In this post, I’m going to oversimplify decades of academic research to make a more colloquial point. I’ll also ad-lib a bit, so even though these thoughts below are not mine, they’re my own interpretation, for better or worse. In this post, I’ll try to weave together two lines of thought.
The first concerns information theory, where one believes that often the most valuable information to an individual sits on the edge of their own networks (work, personal). The everyday example I would use here is a site like Craigslist — every time I’ve had to move, I’ve been able to get free moving boxes or get rid of them within minutes of checking or posting to Craigslist. While I don’t have connections with these people, in that moment, our interests are aligned and what’s most valuable to us for this use case lies at the very edge of our networks, helped out by Craigslist’s ability to route supply and demand. (Rohit’s blog post here gives an interesting take on information theory and networks as it applies to venture capital.)
The second is about the strength of weak ties, which I’m sure many have been exposed through in Adam Grant’s “Give And Take,” which features a living master of this art, Adam Rifkin. The idea is pretty straight-forward: There is enormous value in the weak ties we have with acquaintances, people we sort of know but don’t really know or may never know. You’ve probably heard many stories (or experienced it first-hand) where someone meets their significant other, or finds a job, or a great apartment in NYC simply by intensely connecting with a “weak tie” in their network — the value did not arise from the people they know best.
In early-stage investing, it’s important to gather, sort, and process information that other people do not have (yet). While many groups try to figure out how to see every deal or opportunity that exists, I do not believe that’s possible. Rather, I believe investors can see more opportunities the more they work the very edges of their network (and their partners’ networks), and this is why professional investors are always in meetings, including when pitches where investors carry little to no intention of ever funding that particular company. (One classic investor trick is for him/her to ask someone about the companies or apps they like, a continuous hunt for actionable information on the edge of their networks.)
In a game where information isn’t evenly distributed and knowing pieces of information even hours before others can be critical, information theory applied to early-stage investing is, indeed, critical — and I have experienced this myself, first-hand.
For someone like me, I haven’t been around for too long. I don’t have deep networks. Most people build their networks through traditional jobs, collecting trusted people as they move from one to another. Today, people (like me, for instance) also have the opportunity to compress time and build new networks around online interest graphs (like Twitter), which in turn helps someone share their thoughts (as I blog) and have those thoughts distributed to others who may have valuable information to add to that canon (distribution, following, asymmetry). While these types of networks aren’t defined by depth of relationship (which carries its own value), they can be defined more consistent relevance and immediacy.
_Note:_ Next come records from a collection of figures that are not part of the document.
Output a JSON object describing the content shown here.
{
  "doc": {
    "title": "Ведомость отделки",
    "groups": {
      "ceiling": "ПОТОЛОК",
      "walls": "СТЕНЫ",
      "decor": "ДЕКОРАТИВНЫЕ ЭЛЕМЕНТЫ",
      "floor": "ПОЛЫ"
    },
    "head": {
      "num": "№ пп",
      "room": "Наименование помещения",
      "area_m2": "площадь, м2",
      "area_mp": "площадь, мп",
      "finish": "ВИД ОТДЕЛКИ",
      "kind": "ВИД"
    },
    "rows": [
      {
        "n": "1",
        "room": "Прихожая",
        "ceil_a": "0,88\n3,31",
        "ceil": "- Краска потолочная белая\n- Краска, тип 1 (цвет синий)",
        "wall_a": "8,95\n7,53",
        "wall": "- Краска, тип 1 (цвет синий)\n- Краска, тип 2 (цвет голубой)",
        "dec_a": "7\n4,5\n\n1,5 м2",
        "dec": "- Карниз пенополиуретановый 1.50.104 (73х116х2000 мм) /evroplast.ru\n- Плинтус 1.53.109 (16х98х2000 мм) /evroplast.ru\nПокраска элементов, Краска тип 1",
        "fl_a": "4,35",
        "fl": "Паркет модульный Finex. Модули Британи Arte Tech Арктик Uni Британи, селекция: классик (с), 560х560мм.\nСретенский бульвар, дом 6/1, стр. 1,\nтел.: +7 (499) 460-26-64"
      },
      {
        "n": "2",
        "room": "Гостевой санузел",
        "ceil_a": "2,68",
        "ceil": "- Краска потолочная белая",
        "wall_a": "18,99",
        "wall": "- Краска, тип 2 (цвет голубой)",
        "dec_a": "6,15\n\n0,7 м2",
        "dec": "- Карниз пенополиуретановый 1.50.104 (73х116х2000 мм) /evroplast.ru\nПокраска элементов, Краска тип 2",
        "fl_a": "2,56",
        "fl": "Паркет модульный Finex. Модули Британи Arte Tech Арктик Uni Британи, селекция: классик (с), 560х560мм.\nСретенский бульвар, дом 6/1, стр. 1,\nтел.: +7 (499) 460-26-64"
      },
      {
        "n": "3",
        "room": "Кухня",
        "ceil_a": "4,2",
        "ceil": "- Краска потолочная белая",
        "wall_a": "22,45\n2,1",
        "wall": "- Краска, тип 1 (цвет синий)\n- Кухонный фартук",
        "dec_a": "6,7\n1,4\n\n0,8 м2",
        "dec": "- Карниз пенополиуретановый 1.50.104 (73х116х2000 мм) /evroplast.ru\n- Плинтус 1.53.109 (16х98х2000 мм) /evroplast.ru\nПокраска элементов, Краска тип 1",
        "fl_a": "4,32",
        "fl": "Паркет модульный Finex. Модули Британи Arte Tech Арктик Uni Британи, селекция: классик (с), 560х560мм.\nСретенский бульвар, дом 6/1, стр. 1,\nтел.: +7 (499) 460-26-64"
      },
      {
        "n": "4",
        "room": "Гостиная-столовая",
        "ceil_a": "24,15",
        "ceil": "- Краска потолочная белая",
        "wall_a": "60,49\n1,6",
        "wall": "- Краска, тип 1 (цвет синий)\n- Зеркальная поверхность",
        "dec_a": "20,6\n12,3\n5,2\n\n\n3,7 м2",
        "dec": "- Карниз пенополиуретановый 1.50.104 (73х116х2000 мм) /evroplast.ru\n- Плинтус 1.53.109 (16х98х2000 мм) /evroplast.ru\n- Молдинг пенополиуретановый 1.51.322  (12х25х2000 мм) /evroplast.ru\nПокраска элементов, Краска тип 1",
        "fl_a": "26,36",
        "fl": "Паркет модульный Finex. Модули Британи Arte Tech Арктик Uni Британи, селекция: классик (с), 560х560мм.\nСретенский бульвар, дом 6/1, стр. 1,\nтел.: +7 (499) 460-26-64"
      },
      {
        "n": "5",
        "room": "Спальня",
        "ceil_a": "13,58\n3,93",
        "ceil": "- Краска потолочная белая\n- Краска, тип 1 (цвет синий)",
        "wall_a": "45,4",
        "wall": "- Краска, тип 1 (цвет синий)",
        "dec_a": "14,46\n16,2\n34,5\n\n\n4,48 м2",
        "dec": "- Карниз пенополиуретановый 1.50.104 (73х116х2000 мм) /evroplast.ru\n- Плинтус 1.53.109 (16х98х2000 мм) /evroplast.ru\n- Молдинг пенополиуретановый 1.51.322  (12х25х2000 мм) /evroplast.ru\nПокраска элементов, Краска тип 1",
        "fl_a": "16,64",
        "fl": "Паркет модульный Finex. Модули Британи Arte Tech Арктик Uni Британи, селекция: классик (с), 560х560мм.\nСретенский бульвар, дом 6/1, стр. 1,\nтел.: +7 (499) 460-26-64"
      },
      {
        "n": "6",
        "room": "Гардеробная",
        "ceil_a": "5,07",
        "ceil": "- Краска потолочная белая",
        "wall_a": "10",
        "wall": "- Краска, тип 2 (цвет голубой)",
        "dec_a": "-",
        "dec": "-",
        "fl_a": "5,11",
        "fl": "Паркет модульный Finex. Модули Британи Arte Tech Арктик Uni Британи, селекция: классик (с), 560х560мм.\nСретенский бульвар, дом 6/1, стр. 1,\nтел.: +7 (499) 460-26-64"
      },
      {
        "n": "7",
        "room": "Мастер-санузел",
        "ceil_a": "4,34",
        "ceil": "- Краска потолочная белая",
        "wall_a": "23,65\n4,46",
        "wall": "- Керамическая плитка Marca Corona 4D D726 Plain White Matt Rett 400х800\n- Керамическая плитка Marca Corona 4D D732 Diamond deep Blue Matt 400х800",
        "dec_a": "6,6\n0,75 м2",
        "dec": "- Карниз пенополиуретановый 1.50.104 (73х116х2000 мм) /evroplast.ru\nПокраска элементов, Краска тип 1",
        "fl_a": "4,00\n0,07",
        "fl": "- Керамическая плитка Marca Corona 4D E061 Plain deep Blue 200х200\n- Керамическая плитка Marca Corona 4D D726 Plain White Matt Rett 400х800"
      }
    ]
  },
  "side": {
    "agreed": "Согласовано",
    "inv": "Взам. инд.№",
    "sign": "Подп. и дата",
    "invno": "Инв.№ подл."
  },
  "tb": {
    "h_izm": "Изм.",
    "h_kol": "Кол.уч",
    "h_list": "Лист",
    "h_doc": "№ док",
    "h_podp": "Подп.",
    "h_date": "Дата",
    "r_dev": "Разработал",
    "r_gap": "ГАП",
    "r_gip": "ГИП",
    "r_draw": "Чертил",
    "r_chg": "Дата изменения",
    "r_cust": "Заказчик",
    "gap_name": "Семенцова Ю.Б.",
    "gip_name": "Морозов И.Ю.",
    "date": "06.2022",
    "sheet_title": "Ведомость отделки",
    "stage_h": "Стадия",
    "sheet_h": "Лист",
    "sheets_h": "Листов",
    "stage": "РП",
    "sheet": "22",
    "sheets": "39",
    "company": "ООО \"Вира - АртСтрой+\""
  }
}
All this said, none of this works unless a person creates and maintains good relationships with others. This is where the strength of weak ties come into play. A person who is savvy at collecting information on the edge of their networks also has to make sure they are able to act on it in an actionable way, and quickly. Put another way, simply learning that a new team is forming or that a product is growing well only informs — it does not translate into access. What can translate into access, however, are the ties — even if weak — people can form with others. Those ties can be forged quickly by things like shared interests (especially through online networks like Twitter, Quora, Disqus, Facebook, and others), the precedence of a person’s reputation, and offering to help others (and following through on those overtures). In those moments, what is considered a weak tie can be — for even a few minutes — a very strong tie, one strong enough to help overcome the problem of sitting on inactionable but valuable information.
I have been thinking about the intersection of information theory, networks, and weak ties for some time, probably because I spend time thinking about investing and meet lots of new people. There is definitely a science to explain how all of this happens, but there is also art involved in making the theories come to life in the real world, and it is that art which interests me most — and which I’ll write about more as I continue to share the stories behind the investments I make.